What I Didn’t Know Growing Up

3 There is no soundness in my flesh because of your indignation; there is no health in my bones because of my sin. 4 For my iniquities have gone over my head; like a have burden, they are too heavy for me.(Psalm 38:3-4)

Working with teens, I am reminded of what I thought of God in my youth. Not that I have figured Him out now that I am older, in fact I might be more befuddled, but I was still a clueless teen. Youth does that. It’s a weird mix of ambition and ignorance. One of the constant battles I had growing up was not so much about His existence, while this is what I struggle with most now it was of little thought to me then, and more related to where I stood before Him. I mean, how could anyone know for sure they were “saved”? As a teen and young adult, I sinned like it was my job. I can only imagine the difficulty of youth today attempting to follow Christ in the age of free internet and Snapchat. (Side note, if you have a teen, consider having an internet filter on their devices. The increase of porn consumption in youth are at epidemic levels in both boys and girls.) 
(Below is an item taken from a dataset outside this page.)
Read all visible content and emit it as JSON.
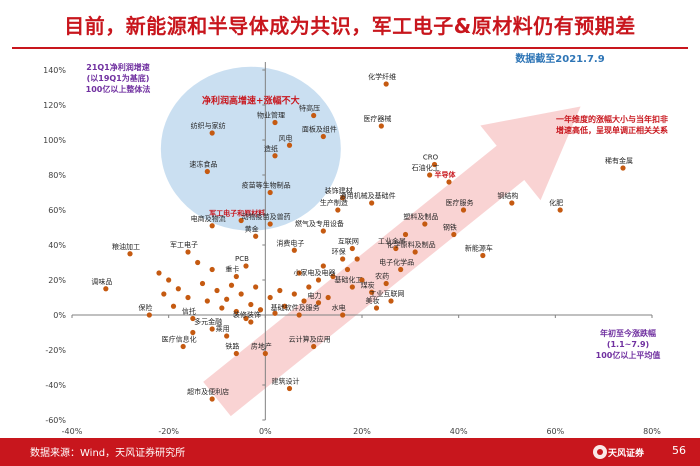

The calling card of a believer in Christ is outlined here in Psalm 38. A follower simply feels convicted when they live contrary to Christ. Though not perfectly executed, there is a desire to meet His demands because it is known how much better His way is. Sin should bother us. We should not have peace until we have flooded our darkness with the revealing light of repentance. All too often we are bothered by the sin of others yet gently excuse the deeper sin within us – a sin of passivity and judgment. As we age, this unfortunately decreases in us. The tendency is to not be so violently active against sin – even the “little” ones. All of this, believe it or not, is the offspring of grace for judgment is it’s precursor. It is the authentic saint who freely acknowledges their guilt but then follows it up with the undeserved grace purchased for us in bulk at Calvary.

Today, in your walk toward something greater, are you settling? Are you excusing what needs so desperately to be dealt with? May the God of both conviction and grace find you today. Peace starts in the shadows.